The WPA interviewed numerous former slaves who were living in various states well into
the 1930s. William Ballard was born in Winnsboro, SC. He belonged to Jim Aiken who was a
large and famous landowner in Winnsboro. He also possessed seven huge plantations on which
his slaves worked. Although Jim Aiken was a powerful man, he never treated his slaves brutally.
And his wife also took care of the slaves. Walter Calloway was born in Richmond, Virginia.

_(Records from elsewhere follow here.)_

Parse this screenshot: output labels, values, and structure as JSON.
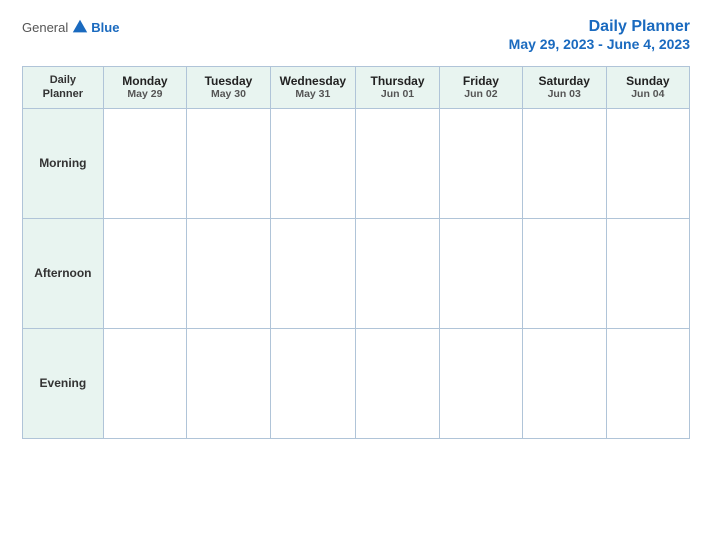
{
  "header": {
    "logo": {
      "general_text": "General",
      "blue_text": "Blue"
    },
    "title": "Daily Planner",
    "date_range": "May 29, 2023 - June 4, 2023"
  },
  "table": {
    "first_header": {
      "line1": "Daily",
      "line2": "Planner"
    },
    "columns": [
      {
        "day": "Monday",
        "date": "May 29"
      },
      {
        "day": "Tuesday",
        "date": "May 30"
      },
      {
        "day": "Wednesday",
        "date": "May 31"
      },
      {
        "day": "Thursday",
        "date": "Jun 01"
      },
      {
        "day": "Friday",
        "date": "Jun 02"
      },
      {
        "day": "Saturday",
        "date": "Jun 03"
      },
      {
        "day": "Sunday",
        "date": "Jun 04"
      }
    ],
    "rows": [
      {
        "label": "Morning"
      },
      {
        "label": "Afternoon"
      },
      {
        "label": "Evening"
      }
    ]
  }
}
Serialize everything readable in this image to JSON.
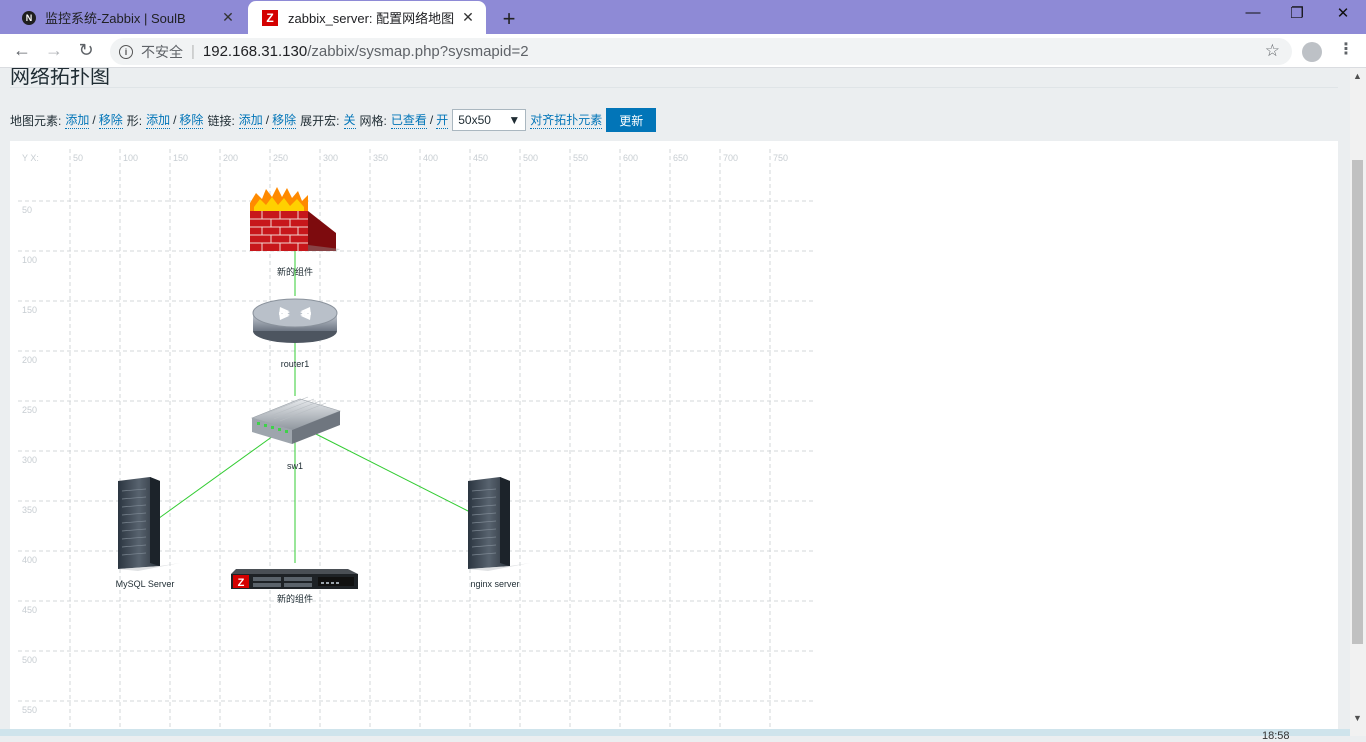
{
  "browser": {
    "tabs": [
      {
        "title": "监控系统-Zabbix | SoulB",
        "favicon": "N",
        "close": "✕"
      },
      {
        "title": "zabbix_server: 配置网络地图",
        "favicon": "Z",
        "close": "✕"
      }
    ],
    "new_tab": "+",
    "window_controls": {
      "minimize": "—",
      "restore": "❐",
      "close": "✕"
    },
    "nav": {
      "back": "←",
      "forward": "→",
      "reload": "↻"
    },
    "address": {
      "security_label": "不安全",
      "separator": "|",
      "host": "192.168.31.130",
      "path": "/zabbix/sysmap.php?sysmapid=2"
    },
    "star": "☆",
    "menu": "⋮"
  },
  "page": {
    "heading": "网络拓扑图",
    "controls": {
      "map_elements_label": "地图元素:",
      "shapes_label": "形:",
      "links_label": "链接:",
      "expand_macros_label": "展开宏:",
      "grid_label": "网格:",
      "add": "添加",
      "remove": "移除",
      "slash": "/",
      "expand_macros_value": "关",
      "grid_shown": "已查看",
      "grid_on": "开",
      "grid_size": "50x50",
      "align_elements": "对齐拓扑元素",
      "update_button": "更新"
    }
  },
  "map": {
    "axis_corner": "Y X:",
    "x_ticks": [
      "50",
      "100",
      "150",
      "200",
      "250",
      "300",
      "350",
      "400",
      "450",
      "500",
      "550",
      "600",
      "650",
      "700",
      "750"
    ],
    "y_ticks": [
      "50",
      "100",
      "150",
      "200",
      "250",
      "300",
      "350",
      "400",
      "450",
      "500",
      "550"
    ],
    "link_color": "#33cc33",
    "elements": [
      {
        "id": "firewall",
        "label": "新的组件",
        "icon": "firewall-icon"
      },
      {
        "id": "router",
        "label": "router1",
        "icon": "router-icon"
      },
      {
        "id": "switch",
        "label": "sw1",
        "icon": "switch-icon"
      },
      {
        "id": "mysql",
        "label": "MySQL Server",
        "icon": "server-icon"
      },
      {
        "id": "zabbix",
        "label": "新的组件",
        "icon": "zabbix-appliance-icon"
      },
      {
        "id": "nginx",
        "label": "nginx server",
        "icon": "server-icon"
      }
    ]
  },
  "taskbar": {
    "clock": "18:58"
  }
}
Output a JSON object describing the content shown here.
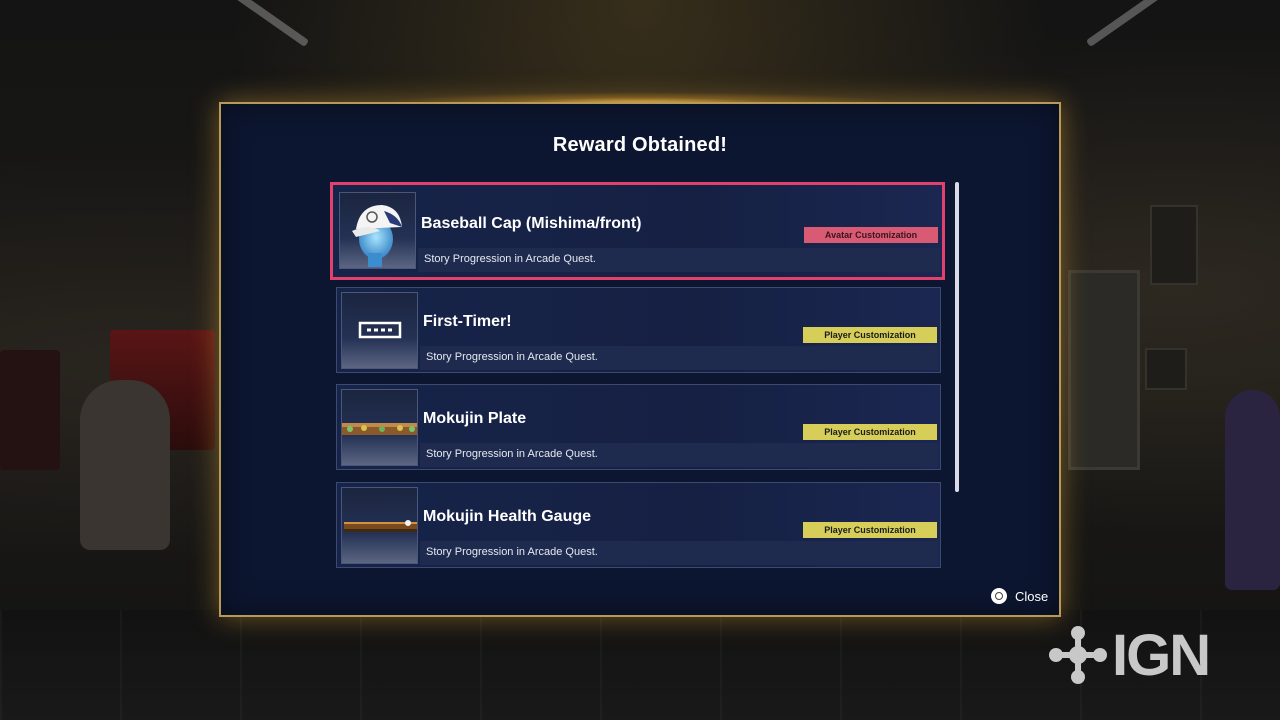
{
  "dialog": {
    "title": "Reward Obtained!",
    "close_label": "Close"
  },
  "rewards": [
    {
      "name": "Baseball Cap (Mishima/front)",
      "description": "Story Progression in Arcade Quest.",
      "category": "Avatar Customization",
      "category_color": "#d85b73",
      "icon": "baseball-cap-avatar",
      "selected": true
    },
    {
      "name": "First-Timer!",
      "description": "Story Progression in Arcade Quest.",
      "category": "Player Customization",
      "category_color": "#d6ce58",
      "icon": "title-plate-dots",
      "selected": false
    },
    {
      "name": "Mokujin Plate",
      "description": "Story Progression in Arcade Quest.",
      "category": "Player Customization",
      "category_color": "#d6ce58",
      "icon": "wood-plate-banner",
      "selected": false
    },
    {
      "name": "Mokujin Health Gauge",
      "description": "Story Progression in Arcade Quest.",
      "category": "Player Customization",
      "category_color": "#d6ce58",
      "icon": "wood-health-gauge",
      "selected": false
    }
  ],
  "watermark": {
    "text": "IGN"
  },
  "colors": {
    "dialog_bg": "#0d1630",
    "dialog_border": "#b79a55",
    "selection_border": "#e2416e"
  }
}
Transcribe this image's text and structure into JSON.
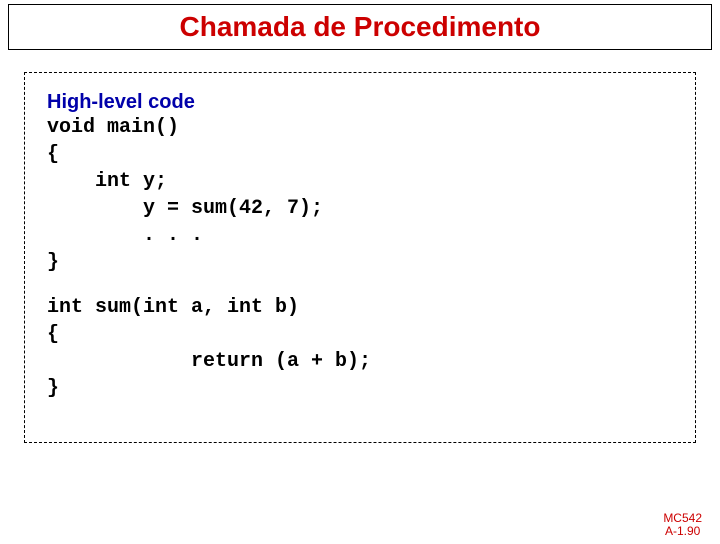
{
  "title": "Chamada de Procedimento",
  "section_label": "High-level code",
  "code_block_1": "void main()\n{\n    int y;\n        y = sum(42, 7);\n        . . .\n}",
  "code_block_2": "int sum(int a, int b)\n{\n            return (a + b);\n}",
  "footer": {
    "line1": "MC542",
    "line2": "A-1.90"
  }
}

The first thing that Walter remembered was being purchased as a slave by John Calloway. The
most ordinary punishment for black people not obeying were whippings and the most awful
thing about it was that white overseer never did it themselves but always had another black slave
to do it. The punishments that slaves got seemed to be not punishments but pure mockery,
including humiliation and severe beating. Last but not least Mary Reynolds. She was born in
Louisiana. Mary recalls being very friendly to other slaves on the plantation but she remembers
some slave to act indecently trying to make the master be favorable with them. Her master did
not have any mercy for his slaves and was very cruel to them. The conditions that the master
offered to the slaves were completely awful and no communication or petitions helped to
improve them.
Analyzing the majority of the interviews was to point out strange facts. Some former
slaves became sharecroppers due to racial discrimination and were often exploited easily due to
their lack of education. These slaves were brutally treated, experienced inhuman pain and still
had the strength to try to learn to read or write. Slavery brought a lot of fear to the lives of black

people: black women were forced to have sexual encounters with their masters, slaves were
punished by being whipped almost to death and their brother and sisters were forced to
administrate the whippings; they had to work in any temperature conditions, sometimes even
freezing; they had to lose their family members just for being black and therefore slaves.
Nevertheless, this has become one of the most important lessons for the human nation there is no
condition under which one person can possess supremacy over another one.